C'est la vie. Onto the covers.



Do I even need to say it? Do I? Okay, I will. This cover -- the original Doubleday hardcover edition -- is the winner. I shouldn't need to point that out. This is simply a fantastic cover. The image is taken from a Goya painting and while it doesn't exactly depict anything that actually took place in the book, it captures the "Good vs. Evil" so perfectly that the image could have been created for this book specifically.

I remember the first time I saw this cover. My jaw dropped to the floor. My eyes bugged out. I knew that had to read this novel.

And I did. And it was good.

I could go off on this cover -- one of the best covers on a King novel of all time -- but I won't. Instead, I'll move on to covers that are significantly less fantastic. Shall we?



The first paperback edition -- from Signet -- is the first copy I actually read. Years after I read the book I realized that the cover image depicted a shadowy face with a nuclear missle in the background, but at the time that I originally read the book my mind superimposed the missle onto the shadowy face, giving him a bizarre, elongated, beak-nose. This was what turned me away from the book originally -- as great as King might have been, I really wasn't interested in a story about some evil creature that had been cursed with a beak.

Don't judge a book by it's cover, right?

The cover does kind of portray the content in the novel, but in such a vague and hard to understand way that it's almost not worth noting.

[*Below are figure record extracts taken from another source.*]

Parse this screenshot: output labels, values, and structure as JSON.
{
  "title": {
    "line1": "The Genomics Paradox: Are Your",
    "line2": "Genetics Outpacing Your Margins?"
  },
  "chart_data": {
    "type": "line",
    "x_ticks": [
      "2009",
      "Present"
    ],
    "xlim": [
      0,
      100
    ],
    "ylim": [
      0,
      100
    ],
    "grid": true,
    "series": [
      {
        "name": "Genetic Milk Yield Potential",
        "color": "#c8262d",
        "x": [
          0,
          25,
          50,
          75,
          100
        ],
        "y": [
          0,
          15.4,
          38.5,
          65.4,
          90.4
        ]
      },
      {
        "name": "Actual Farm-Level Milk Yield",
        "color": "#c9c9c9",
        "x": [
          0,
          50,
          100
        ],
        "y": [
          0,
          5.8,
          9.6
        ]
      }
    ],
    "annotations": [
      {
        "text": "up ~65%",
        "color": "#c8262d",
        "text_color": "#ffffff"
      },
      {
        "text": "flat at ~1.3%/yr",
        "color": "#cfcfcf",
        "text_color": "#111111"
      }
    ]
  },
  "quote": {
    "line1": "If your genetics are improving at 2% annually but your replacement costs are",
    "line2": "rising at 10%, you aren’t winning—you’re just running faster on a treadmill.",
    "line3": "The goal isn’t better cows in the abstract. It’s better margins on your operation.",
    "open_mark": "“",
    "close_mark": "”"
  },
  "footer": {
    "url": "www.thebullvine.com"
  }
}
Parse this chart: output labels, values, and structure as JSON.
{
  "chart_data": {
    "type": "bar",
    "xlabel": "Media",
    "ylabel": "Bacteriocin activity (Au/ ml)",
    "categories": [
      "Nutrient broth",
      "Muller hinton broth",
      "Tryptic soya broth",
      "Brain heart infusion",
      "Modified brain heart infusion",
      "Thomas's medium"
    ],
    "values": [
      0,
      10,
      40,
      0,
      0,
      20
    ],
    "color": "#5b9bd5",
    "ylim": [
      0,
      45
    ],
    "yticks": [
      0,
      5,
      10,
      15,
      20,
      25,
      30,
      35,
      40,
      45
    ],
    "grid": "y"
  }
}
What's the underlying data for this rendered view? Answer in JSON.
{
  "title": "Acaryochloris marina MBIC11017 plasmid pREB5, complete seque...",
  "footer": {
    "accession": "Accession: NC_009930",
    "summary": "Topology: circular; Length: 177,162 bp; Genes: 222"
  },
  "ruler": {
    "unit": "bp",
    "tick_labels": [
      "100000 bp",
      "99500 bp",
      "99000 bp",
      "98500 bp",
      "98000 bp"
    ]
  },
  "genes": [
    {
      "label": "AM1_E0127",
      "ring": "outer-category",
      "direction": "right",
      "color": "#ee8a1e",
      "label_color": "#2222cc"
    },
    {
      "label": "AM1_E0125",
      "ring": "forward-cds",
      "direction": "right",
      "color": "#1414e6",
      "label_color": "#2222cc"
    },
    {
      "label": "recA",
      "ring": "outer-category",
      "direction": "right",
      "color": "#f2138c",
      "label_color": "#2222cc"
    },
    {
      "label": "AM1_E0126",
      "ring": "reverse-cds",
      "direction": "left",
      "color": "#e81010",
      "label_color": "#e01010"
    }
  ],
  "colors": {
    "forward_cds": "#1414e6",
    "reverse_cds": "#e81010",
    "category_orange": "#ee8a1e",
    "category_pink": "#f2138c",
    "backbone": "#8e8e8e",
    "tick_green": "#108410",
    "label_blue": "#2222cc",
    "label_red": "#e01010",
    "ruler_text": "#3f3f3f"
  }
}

These two covers, both from the UK, appear to use the same image, at two different sizes. Unfortunately, I'm not really sure what it's a picture of. A guy with blood running from his eyes? Maybe, but in the book people die from the flu, not ebola. The red streaks also remind me of a Japanese image, but I can't think of what it is right now. And besides, I doubt it has much to do with The Stand.



This is an interesting one, from Spain. The Devil, which is an appropriate image, stands behind...a folk singer? Not so appropriate.

Unless that's supposed to be Larry Underwood, author of the fictional song, "Baby, Can You Dig Your Man?" in which case...okay, a bit more appropriate, I guess.



Again, this one -- from Sweden -- gets close. It appears to show a shadowy, perhaps menacing, character stand in front of a decamated city, which pretty much nails a big part of the book on the head. Still, there's something about the figure -- the hint of a belly, maybe -- that drifts the cover towards comedy where, of course, it loses points. So close...and yet so far.



This cover, from Turkey, will take the honourable mention for tonight, assuming it's showing what I think it's showing. It's too small to tell for sure. If only King's name wasn't so bloody huge...

But to my eye, it looks like the mushroom cloud from a nuclear weapon in the background, while a single omnipotent eye peers out from the centre of the destruction.

If that is what it's a picture of, then it's captured the feel the novel perfectly. Destruction, desolation, and a strange, super-natural force struggling to take advantage of the chaos. Beautiful.

If it's not a picture of what I think it is...well, then it should be.